WAL journal in a Git client: making rebase atomic
Git rebase can crash midway. Merge can be interrupted by a power outage. Cherry-pick can hang and leave the repository in detached HEAD. The standard git CLI handles this via .git/rebase-merge/ and .git/MERGE_HEAD, but for a desktop client this is not enough.
The problem
When a user clicks "Rebase" in the GUI, a chain of 5-15 git commands executes. If the process crashes between command 7 and 8, the repository is left in an inconsistent state. Git CLI survives: git rebase --abort. But a UI client must:
- Know the operation is incomplete
- Show the user what happened
- Offer to continue or rollback
- Guarantee no data loss
The solution — Write-Ahead Log
WAL is a pattern from the database world (SQLite, PostgreSQL). The idea: write the intention TO A JOURNAL before executing. If the process crashes — on next launch, read the journal and understand what was interrupted.
type WalEntry = {
id: string;
operation: "rebase" | "merge" | "cherry-pick" | "reset";
steps: WalStep[];
currentStep: number;
status: "in_progress" | "completed" | "failed";
rollbackInfo: RollbackData;
};
type WalStep = {
command: string[];
preState: GitState;
postState?: GitState;
};
Operation lifecycle
- Write to WAL — before the first git command.

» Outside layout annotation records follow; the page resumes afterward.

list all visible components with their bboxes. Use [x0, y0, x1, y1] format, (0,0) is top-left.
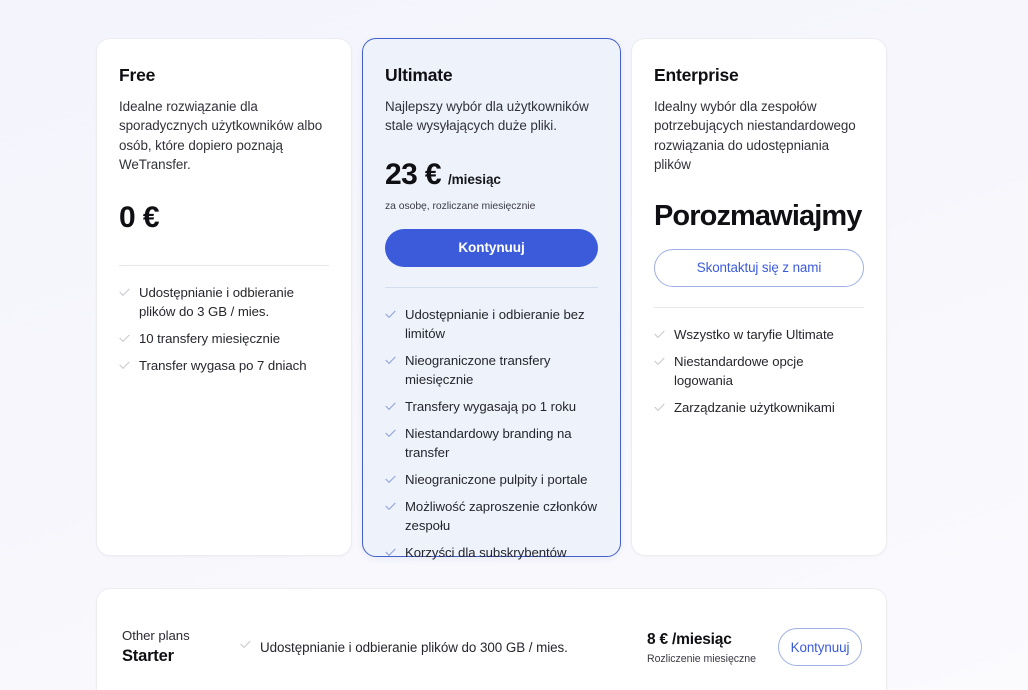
- plan-name-enterprise: Enterprise: [653, 65, 739, 85]
- check-icon: [654, 398, 665, 417]
- continue-button-starter[interactable]: Kontynuuj: [778, 628, 862, 666]
- plan-price-enterprise: Porozmawiajmy: [653, 199, 862, 232]
- plan-price-free: 0 €: [119, 200, 160, 234]
- plan-price-block-free: 0 €: [119, 201, 329, 245]
- check-icon: [240, 640, 251, 654]
- feature-label: Niestandardowy branding na transfer: [405, 425, 572, 460]
- check-icon: [119, 356, 130, 375]
- other-plan-price-block: 8 € /miesiąc Rozliczenie miesięczne: [647, 629, 756, 665]
- plan-description-ultimate: Najlepszy wybór dla użytkowników stale w…: [385, 99, 589, 134]
- check-icon: [385, 497, 396, 516]
- feature-item: Transfer wygasa po 7 dniach: [119, 356, 329, 375]
- card-divider: [653, 306, 864, 308]
- feature-item: Zarządzanie użytkownikami: [654, 398, 864, 417]
- other-plan-price: 8 € /miesiąc: [646, 631, 732, 648]
- other-plan-name-starter: Starter: [122, 647, 174, 665]
- feature-label: Nieograniczone pulpity i portale: [405, 471, 588, 487]
- plan-price-block-enterprise: Porozmawiajmy: [654, 199, 864, 233]
- card-divider: [119, 264, 329, 266]
- plan-price-period-ultimate: /miesiąc: [448, 171, 501, 187]
- plan-card-free[interactable]: Free Idealne rozwiązanie dla sporadyczny…: [96, 38, 352, 556]
- pricing-page: Free Idealne rozwiązanie dla sporadyczny…: [0, 0, 1028, 690]
- plan-price-ultimate: 23 €: [385, 157, 442, 191]
- feature-item: 10 transfery miesięcznie: [119, 329, 329, 348]
- check-icon: [654, 325, 665, 344]
- card-divider: [385, 286, 598, 288]
- check-icon: [654, 352, 665, 371]
- contact-us-button[interactable]: Skontaktuj się z nami: [653, 248, 864, 287]
- check-icon: [385, 470, 396, 489]
- feature-label: Zarządzanie użytkownikami: [673, 399, 835, 415]
- feature-label: Niestandardowe opcje logowania: [673, 353, 804, 388]
- feature-item: Niestandardowe opcje logowania: [654, 352, 864, 390]
- plan-description-free: Idealne rozwiązanie dla sporadycznych uż…: [119, 99, 323, 173]
- feature-list-enterprise: Wszystko w taryfie Ultimate Niestandardo…: [654, 325, 864, 417]
- other-plans-heading: Other plans Starter: [122, 627, 232, 667]
- feature-label: Udostępnianie i odbieranie plików do 3 G…: [139, 284, 294, 319]
- check-icon: [385, 424, 396, 443]
- feature-list-free: Udostępnianie i odbieranie plików do 3 G…: [119, 283, 329, 375]
- feature-label: Udostępnianie i odbieranie bez limitów: [405, 306, 585, 341]
- feature-label: Nieograniczone transfery miesięcznie: [405, 352, 551, 387]
- feature-item: Niestandardowy branding na transfer: [385, 424, 598, 462]
- feature-list-ultimate: Udostępnianie i odbieranie bez limitów N…: [385, 305, 598, 562]
- check-icon: [385, 305, 396, 324]
- continue-button-ultimate[interactable]: Kontynuuj: [385, 228, 598, 267]
- plan-description-enterprise: Idealny wybór dla zespołów potrzebującyc…: [653, 99, 856, 173]
- check-icon: [385, 543, 396, 562]
- check-icon: [119, 283, 130, 302]
- feature-item: Możliwość zaproszenie członków zespołu: [385, 497, 598, 535]
- other-plans-label: Other plans: [122, 628, 190, 643]
- feature-label: Transfer wygasa po 7 dniach: [139, 357, 307, 373]
- check-icon: [385, 351, 396, 370]
- feature-item: Transfery wygasają po 1 roku: [385, 397, 598, 416]
- plan-name-free: Free: [119, 65, 156, 85]
- feature-item: Udostępnianie i odbieranie bez limitów: [385, 305, 598, 343]
- feature-label: 10 transfery miesięcznie: [139, 330, 280, 346]
- feature-label: Transfery wygasają po 1 roku: [405, 398, 577, 414]
- check-icon: [119, 329, 130, 348]
- plan-card-enterprise[interactable]: Enterprise Idealny wybór dla zespołów po…: [630, 38, 887, 556]
- other-plan-feature: Udostępnianie i odbieranie plików do 300…: [240, 638, 647, 657]
- check-icon: [385, 397, 396, 416]
- other-plans-bar: Other plans Starter Udostępnianie i odbi…: [96, 588, 887, 690]
- plan-name-ultimate: Ultimate: [385, 65, 453, 85]
- feature-label: Możliwość zaproszenie członków zespołu: [405, 498, 597, 533]
- other-plan-price-note: Rozliczenie miesięczne: [646, 653, 756, 665]
- feature-label: Korzyści dla subskrybentów: [405, 544, 567, 560]
- feature-item: Korzyści dla subskrybentów: [385, 543, 598, 562]
- feature-item: Nieograniczone transfery miesięcznie: [385, 351, 598, 389]
- plan-price-block-ultimate: 23 € /miesiąc za osobę, rozliczane miesi…: [385, 158, 598, 212]
- feature-label: Udostępnianie i odbieranie plików do 300…: [260, 639, 568, 655]
- feature-item: Udostępnianie i odbieranie plików do 3 G…: [119, 283, 329, 321]
- plan-price-note-ultimate: za osobę, rozliczane miesięcznie: [385, 200, 536, 212]
- feature-item: Wszystko w taryfie Ultimate: [654, 325, 864, 344]
- feature-label: Wszystko w taryfie Ultimate: [673, 326, 834, 342]
- plan-card-ultimate[interactable]: Ultimate Najlepszy wybór dla użytkownikó…: [362, 38, 621, 560]
- price-row: 23 € /miesiąc: [385, 158, 598, 192]
- plan-card-list: Free Idealne rozwiązanie dla sporadyczny…: [96, 38, 887, 560]
- feature-item: Nieograniczone pulpity i portale: [385, 470, 598, 489]
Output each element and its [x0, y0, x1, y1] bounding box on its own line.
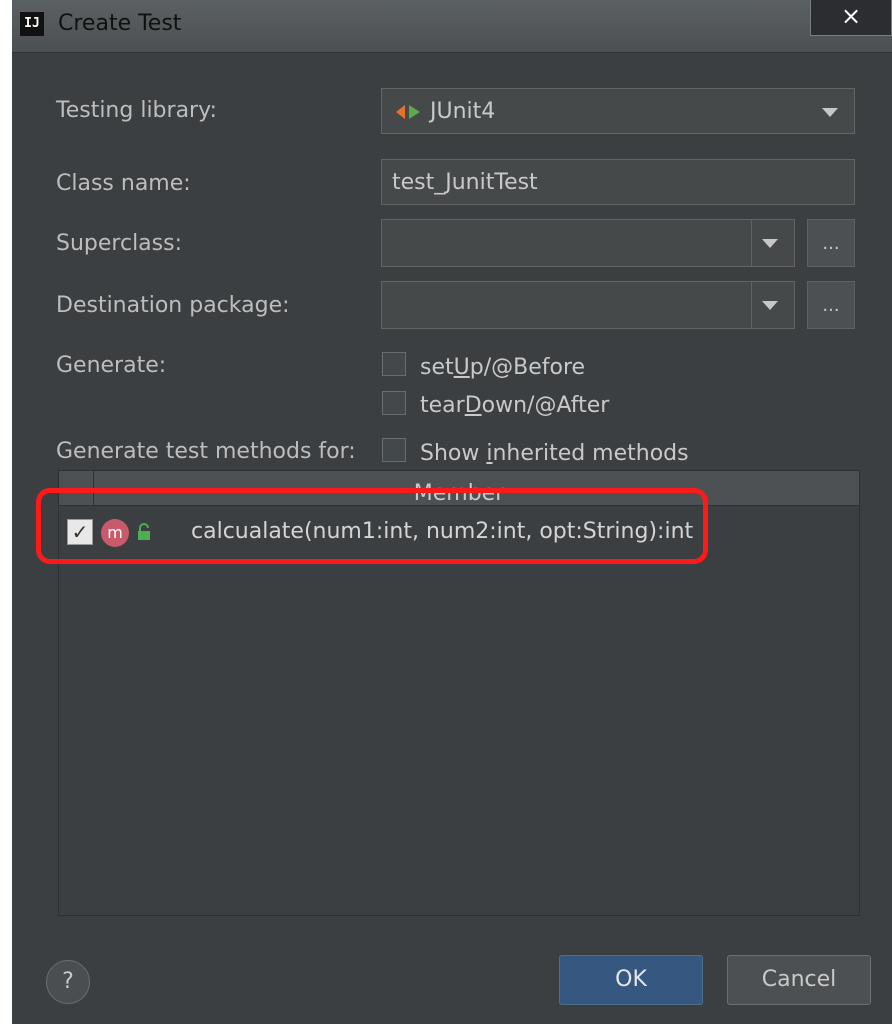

Save: operation type, step list, current HEAD, working tree
- Execute steps — each step records
postStateafter success - Completion — mark the entry as
completed, clean up - Failure — entry stays
in_progress. On next launch RecoveryManager picks it up
RecoveryManager
On application start — first thing, check the WAL:
class RecoveryManager {
async checkOnStartup(): Promise<RecoveryAction | null> {
const pending = await this.wal.getPendingEntries();
if (pending.length === 0) return null;
const entry = pending[0];
const lastCompleted = entry.steps.findIndex(s => !s.postState);
return {
entry,
lastCompletedStep: lastCompleted - 1,
canContinue: this.isResumable(entry),
canRollback: true,
};
}
}
The user sees a dialog: "Unfinished rebase operation detected (step 7 of 12). Continue or rollback?"
5 layers of protection
WAL is one of five layers. The full architecture:
- Auto-reflog — before any dangerous operation, save the ref to reflog with a label
- Auto-stash — if there are unsaved changes, stash before the operation, pop after
- WAL journal — atomic operation recording
- RecoveryManager — crash recovery
- Snapshot undo — UI level: every action can be undone via Ctrl+Z
Each layer works independently. Even if the WAL itself is corrupted — auto-reflog allows manual state recovery via git reflog.
Storage format
The WAL is stored as a JSON file in ~/.gitbor/wal/. One file per operation. Operation files older than 7 days are cleaned automatically. The format is human-readable — in an emergency it can be parsed manually.
Result
Over 4 months of testing — zero data loss during simulated crashes. Including:
- Kill -9 of the process during rebase
- Power cut (VM) during merge
- Segfault in a native module during cherry-pick
Every time RecoveryManager correctly picked up and offered recovery.